The authors of EAGLET report success across model types and sizes, but it is not yet known what the minimum viable model scale is for practical deployment. For example, can enterprise teams effectively use Planner with a sub-10b parameter open model in latency-sensitive environments? Additionally, the framework may provide industry-specific value in domains such as customer support or IT automation, but it remains to be seen how easily the planner can be fine-tuned or adapted for such verticals.
Real time vs pre-made planning
Another open question is how EAGLET is best deployed in practice. Should the planner work in real time with executors within a loop, or is it better to use it offline to pre-generate global plans for known task types? Each approach has implications for latency, cost, and operational complexity.
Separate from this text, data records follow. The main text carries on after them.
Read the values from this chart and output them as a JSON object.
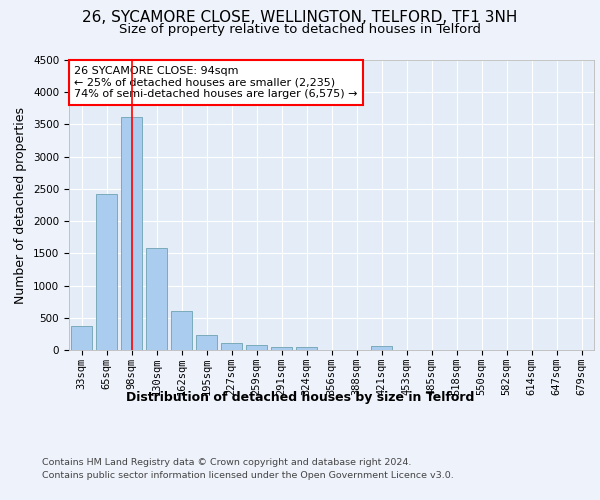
{
  "title": "26, SYCAMORE CLOSE, WELLINGTON, TELFORD, TF1 3NH",
  "subtitle": "Size of property relative to detached houses in Telford",
  "xlabel": "Distribution of detached houses by size in Telford",
  "ylabel": "Number of detached properties",
  "categories": [
    "33sqm",
    "65sqm",
    "98sqm",
    "130sqm",
    "162sqm",
    "195sqm",
    "227sqm",
    "259sqm",
    "291sqm",
    "324sqm",
    "356sqm",
    "388sqm",
    "421sqm",
    "453sqm",
    "485sqm",
    "518sqm",
    "550sqm",
    "582sqm",
    "614sqm",
    "647sqm",
    "679sqm"
  ],
  "values": [
    370,
    2420,
    3620,
    1580,
    600,
    230,
    110,
    70,
    50,
    40,
    0,
    0,
    60,
    0,
    0,
    0,
    0,
    0,
    0,
    0,
    0
  ],
  "bar_color": "#aaccee",
  "bar_edge_color": "#7aaabb",
  "ylim": [
    0,
    4500
  ],
  "yticks": [
    0,
    500,
    1000,
    1500,
    2000,
    2500,
    3000,
    3500,
    4000,
    4500
  ],
  "red_line_x": 2,
  "annotation_title": "26 SYCAMORE CLOSE: 94sqm",
  "annotation_line1": "← 25% of detached houses are smaller (2,235)",
  "annotation_line2": "74% of semi-detached houses are larger (6,575) →",
  "footer_line1": "Contains HM Land Registry data © Crown copyright and database right 2024.",
  "footer_line2": "Contains public sector information licensed under the Open Government Licence v3.0.",
  "background_color": "#eef2fb",
  "plot_bg_color": "#e4ecf7",
  "grid_color": "#ffffff",
  "title_fontsize": 11,
  "subtitle_fontsize": 9.5,
  "axis_label_fontsize": 9,
  "tick_fontsize": 7.5,
  "footer_fontsize": 6.8,
  "annotation_fontsize": 8
}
VentureBeat posed this question to writers and will report on any insights that emerge.
Strategic Tradeoffs for Enterprise Teams
For technology leaders in medium to large enterprises, EAGLET LLM offers a compelling proof of concept for improving the reliability and efficiency of agents. But without public tooling or implementation guidelines, the framework still presents a build-versus-wait decision. Enterprises must weigh the potential gains in performance and efficiency against the cost of reproducing or approximating the training process in-house.
Potential use cases in enterprise settings
For enterprises developing agentic AI systems – especially in environments requiring phased planning, such as IT automation, customer support, or online interactions – EAGLET provides a template for how to incorporate planning without retraining. Its efficient training methodology as well as the ability to direct both open- and closed-source models may make it an attractive starting point for teams looking to improve agent performance with minimal overhead.